La communauté islamiste Ismail Ağa est étroitement liée à l’AKP. C’est peut-être aussi la raison pour laquelle le parti au pouvoir du président Recep Tayyip Erdogan a mis plusieurs jours à commenter – bien que ce sujet fasse l’objet de débats houleux en Turquie depuis des jours. Le porte-parole de l’AKP, Ömer Çelik, a critiqué la « maltraitance des enfants » en général, mais n’a pas mentionné la communauté Ismail Ağa. Une plainte avait été déposée auprès du Conseil suprême des juges et des procureurs (HSYK) contre le procureur qui traitait l’affaire pour la première fois.

La communauté Ismail Ağa est l’une des plus grandes communautés sunnites orthodoxes de Turquie. Nommée d’après la mosquée Ismail Ağa, elle a été fondée au début des années 1980 par l’imam Mahmut Ustaosmanoğlu, qui l’a dirigée pendant 42 ans. La communauté compte environ 100 000 adeptes et est basée dans le quartier de Çarşamba à Istanbul. Dans les écoles coraniques, ses propres médias et les écoles privées de tout le pays, elle s’attaque à la laïcité, c’est-à-dire la séparation de l’État et de la religion. L’objectif autoproclamé de la communauté est « de présenter à l’humanité la lumière de l’islam sous sa forme la plus brillante et la plus vibrante sous la direction de Notre Sainteté Mahmud Efendi (Kuddise Sirruhu) dans la quête éternelle de la paix pour l’humanité ».

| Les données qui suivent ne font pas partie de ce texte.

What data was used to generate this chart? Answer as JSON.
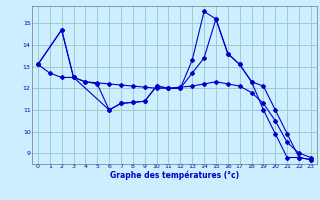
{
  "title": "Graphe des températures (°c)",
  "background_color": "#cceeff",
  "grid_color": "#99cccc",
  "line_color": "#0000cc",
  "xlim": [
    -0.5,
    23.5
  ],
  "ylim": [
    8.5,
    15.8
  ],
  "yticks": [
    9,
    10,
    11,
    12,
    13,
    14,
    15
  ],
  "xticks": [
    0,
    1,
    2,
    3,
    4,
    5,
    6,
    7,
    8,
    9,
    10,
    11,
    12,
    13,
    14,
    15,
    16,
    17,
    18,
    19,
    20,
    21,
    22,
    23
  ],
  "line1_x": [
    0,
    1,
    2,
    3,
    4,
    5,
    6,
    7,
    8,
    9,
    10,
    11,
    12,
    13,
    14,
    15,
    16,
    17,
    18,
    19,
    20,
    21,
    22,
    23
  ],
  "line1_y": [
    13.1,
    12.7,
    12.5,
    12.5,
    12.3,
    12.25,
    12.2,
    12.15,
    12.1,
    12.05,
    12.0,
    12.0,
    12.05,
    12.1,
    12.2,
    12.3,
    12.2,
    12.1,
    11.8,
    11.3,
    10.5,
    9.5,
    9.0,
    8.8
  ],
  "line2_x": [
    0,
    2,
    3,
    4,
    5,
    6,
    7,
    8,
    9,
    10,
    11,
    12,
    13,
    14,
    15,
    16,
    17,
    18,
    19,
    20,
    21,
    22,
    23
  ],
  "line2_y": [
    13.1,
    14.7,
    12.5,
    12.3,
    12.2,
    11.0,
    11.3,
    11.35,
    11.4,
    12.1,
    12.0,
    12.0,
    12.7,
    13.4,
    15.2,
    13.6,
    13.1,
    12.3,
    11.0,
    9.9,
    8.8,
    8.8,
    8.7
  ],
  "line3_x": [
    0,
    2,
    3,
    6,
    7,
    8,
    9,
    10,
    11,
    12,
    13,
    14,
    15,
    16,
    17,
    18,
    19,
    20,
    21,
    22,
    23
  ],
  "line3_y": [
    13.1,
    14.7,
    12.5,
    11.0,
    11.3,
    11.35,
    11.4,
    12.1,
    12.0,
    12.0,
    13.3,
    15.55,
    15.2,
    13.6,
    13.1,
    12.3,
    12.1,
    11.0,
    9.9,
    8.8,
    8.7
  ]
}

Mahmut Ustaosmanoğlu est décédé en juin à l’âge de 93 ans. Lors de ses funérailles – dont les femmes étaient exclues – Erdogan a assisté et a également porté le cercueil. De plus, une nécrologie a été publiée à son nom dans plusieurs journaux turcs. Meral Danış Beştaş et toutes les femmes membres du groupe HDP au Parlement turc ont soumis une série de questions écrites aux ministères de la Justice, de la Famille, de la Santé et de la Culture sur l’affaire HKG. L’une d’elles se lit comme suit : « Pour quels motifs plusieurs demandes du parquet d’Istanbul visant à délivrer des mandats d’arrêt contre Kadir Istekli ainsi que Fatma et Yusuf Ziya Gümüşel ont-elles été rejetées par le tribunal pénal compétent ? » Aucune réponse n’a encore été reçue.